Straker echó atrás la cabeza y soltó una risa extrañamente fría y falta de emoción.

—¿He dicho algo gracioso? —preguntó Larry.

—Oh… claro que no, señor Crockett. Perdone mi exabrupto. Su observación me ha resultado divertida por razones particulares. ¿Qué iba usted a decir?

—Respecto a las reformas. No estoy dispuesto a colaborar en conseguirles nada que me deje a mí con el trasero al aire. Si su proyecto es fabricar whisky clandestino, LSD o explosivos para algún grupo hippie extremista, es cosa de ustedes.

—De acuerdo —asintió Straker. La sonrisa había desaparecido de su cara—. ¿Cerramos el trato?

Entonces, con una extraña sensación de renuencia, Larry respondió:

—Si los papeles están en orden, supongo que sí. Aunque me parece que el trato lo cierra usted y la ganancia me la llevo yo.

—Hoy es lunes —dijo Straker—. ¿Le parece bien que pase el jueves por la tarde?

—Mejor el viernes.

—Está bien. —Se puso de pie—. Adiós, señor Crockett.

Los papeles estaban en orden. El abogado bostoniano de Larry dijo que la parcela donde se edificaría el centro comercial de Portland había sido comprada por un equipo de la empresa Continental, de tierras y bienes raíces, una compañía ficticia con sede en el Chemical Bank Building de Nueva York. En las oficinas de la Continental no había más que unos pocos armarios vacíos y un montón de polvo.

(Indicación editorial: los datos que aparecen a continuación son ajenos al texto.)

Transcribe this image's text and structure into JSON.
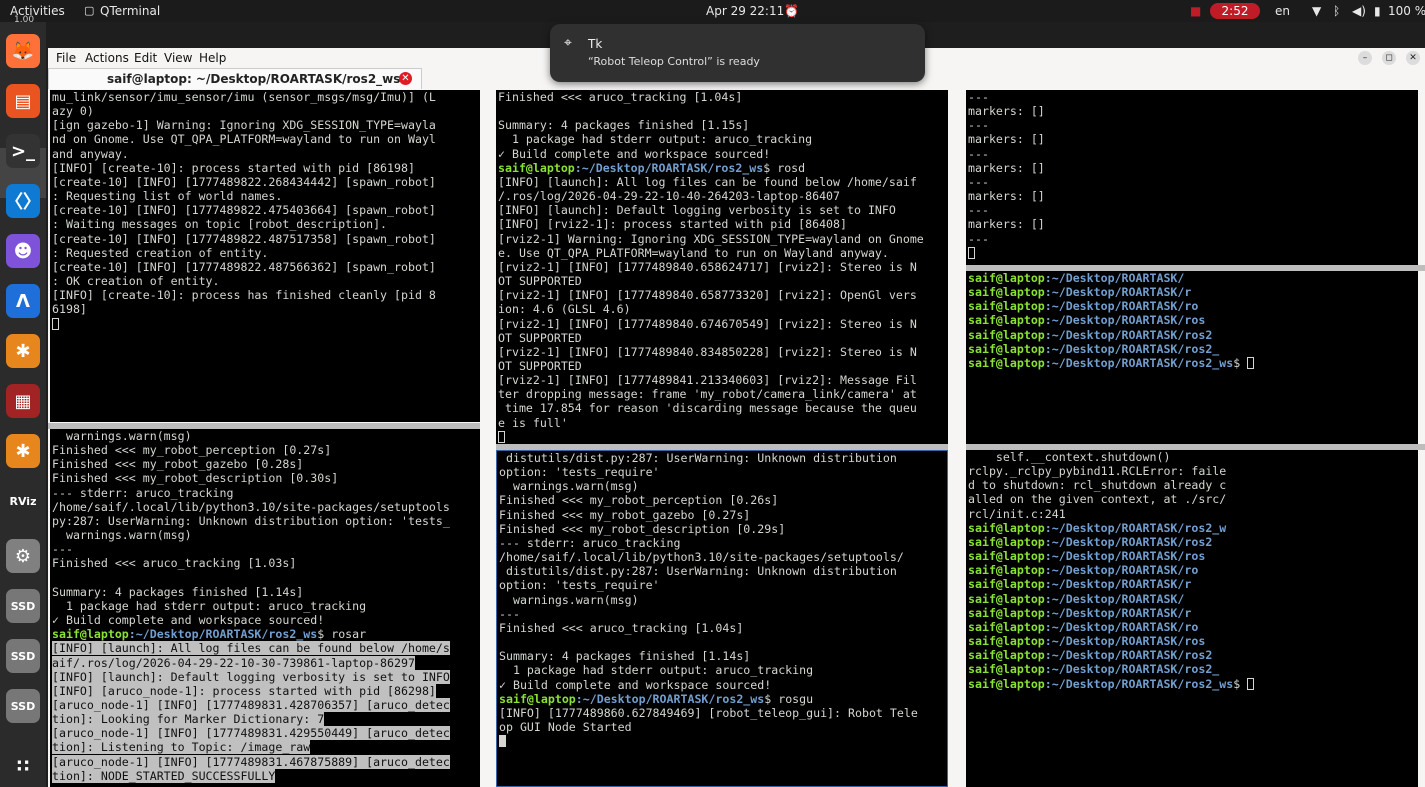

Straker regresó el viernes y Larry firmó los papeles necesarios; mientras lo hacía sentía en el fondo del paladar un acre sabor de duda. Por primera vez había pasado por alto su propia máxima personal: no cagar donde se come. Y por más que el atractivo fuera importante, se dio cuenta, mientras Straker se guardaba en la cartera los títulos de propiedad de la casa de los Marsten y la antigua lavandería, de que se había puesto a merced de ese hombre y de su socio, el ausente señor Barlow.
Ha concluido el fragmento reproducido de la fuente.